I'm trying to run the following SQL statement in Oracle, and it takes ages to run:
SELECT orderID FROM tasks WHERE orderID NOT IN
(SELECT DISTINCT orderID FROM tasks WHERE
engineer1 IS NOT NULL AND engineer2 IS NOT NULL)
If I run just the sub-part that is in the IN clause, that runs very quickly in Oracle, i.e.
SELECT DISTINCT orderID FROM tasks WHERE
engineer1 IS NOT NULL AND engineer2 IS NOT NULL
Why does the whole statement take such a long time in Oracle? In SQL Server the whole statement runs quickly.
Alternatively is there a simpler/different/better SQL statement I should use?
Some more details about the problem:
- Each order is made of many tasks
- Each order will be allocated (one or more of its task will have engineer1 and engineer2 set) or the order can be unallocated (all its task have null values for the engineer fields)
- I am trying to find all the orderIDs that are unallocated.
Just in case it makes any difference, there are ~120k rows in the table, and 3 tasks per order, so ~40k different orders.
Responses to answers:
- I would prefer a SQL statement that works in both SQL Server and Oracle.
- The tasks only has an index on the orderID and taskID.
- I tried the NOT EXISTS version of the statement but it ran for over 3 minutes before I cancelled it. Perhaps need a JOIN version of the statement?
- There is an "orders" table as well with the orderID column. But I was trying to simplify the question by not including it in the original SQL statement.
I guess that in the original SQL statement the sub-query is run every time for each row in the first part of the SQL statement - even though it is static and should only need to be run once?
Executing
ANALYZE TABLE tasks COMPUTE STATISTICS;
made my original SQL statement execute much faster.
Although I'm still curious why I have to do this, and if/when I would need to run it again?
The statistics give Oracle's cost-based optimzer information that it needs to determine the efficiency of different execution plans: for example, the number of rowsin a table, the average width of rows, highest and lowest values per column, number of distinct values per column, clustering factor of indexes etc.
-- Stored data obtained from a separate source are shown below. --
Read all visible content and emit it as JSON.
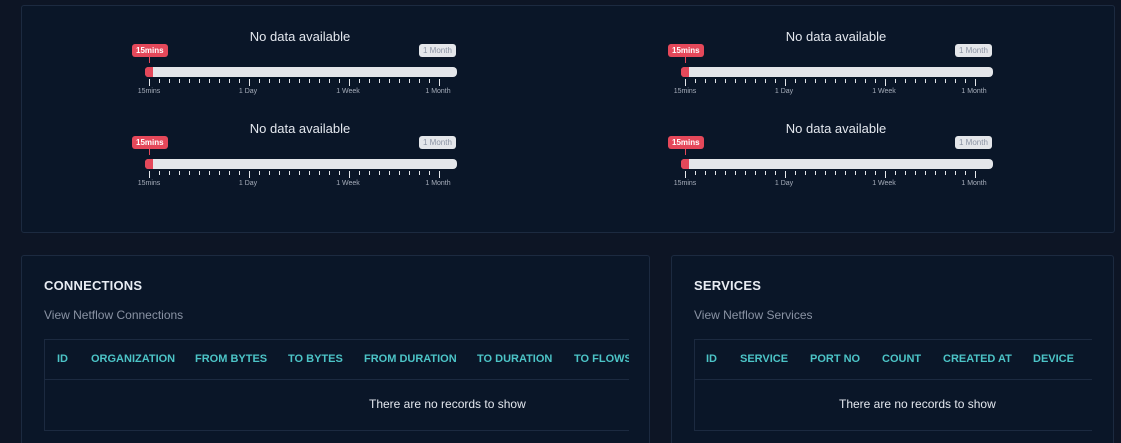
{
  "range_widgets": [
    {
      "nodata": "No data available",
      "min_label": "15mins",
      "max_label": "1 Month",
      "ticks": [
        "15mins",
        "1 Day",
        "1 Week",
        "1 Month"
      ]
    },
    {
      "nodata": "No data available",
      "min_label": "15mins",
      "max_label": "1 Month",
      "ticks": [
        "15mins",
        "1 Day",
        "1 Week",
        "1 Month"
      ]
    },
    {
      "nodata": "No data available",
      "min_label": "15mins",
      "max_label": "1 Month",
      "ticks": [
        "15mins",
        "1 Day",
        "1 Week",
        "1 Month"
      ]
    },
    {
      "nodata": "No data available",
      "min_label": "15mins",
      "max_label": "1 Month",
      "ticks": [
        "15mins",
        "1 Day",
        "1 Week",
        "1 Month"
      ]
    }
  ],
  "connections": {
    "title": "CONNECTIONS",
    "subtitle": "View Netflow Connections",
    "columns": [
      "ID",
      "ORGANIZATION",
      "FROM BYTES",
      "TO BYTES",
      "FROM DURATION",
      "TO DURATION",
      "TO FLOWS"
    ],
    "empty_text": "There are no records to show"
  },
  "services": {
    "title": "SERVICES",
    "subtitle": "View Netflow Services",
    "columns": [
      "ID",
      "SERVICE",
      "PORT NO",
      "COUNT",
      "CREATED AT",
      "DEVICE"
    ],
    "empty_text": "There are no records to show"
  },
  "colors": {
    "accent_red": "#e5485a",
    "header_teal": "#4cc4c7",
    "panel_bg": "#0a1628"
  }
}
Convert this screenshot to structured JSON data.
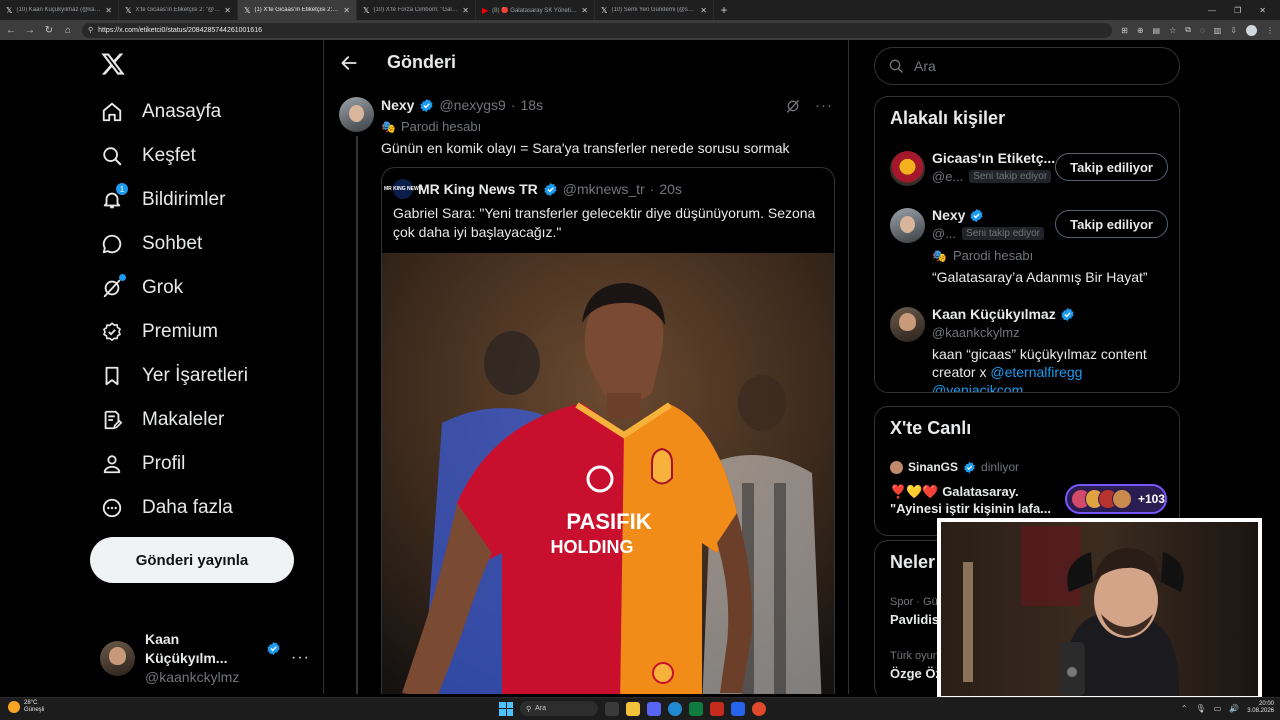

In a small database you can just setup a job to gather statistics every night and leave it alone. In fact, this is the default under 10g. For larger implementations you usually have to weigh the stability of the execution plans against the way that the data changes, which is a tricky balance.
Oracle also has a feature called "dynamic sampling" that is used to sample tables to determine relevant statistics at execution time. It's much more often used with data warehouses where the overhead of the sampling it outweighed by the potential performance increase for a long-running query.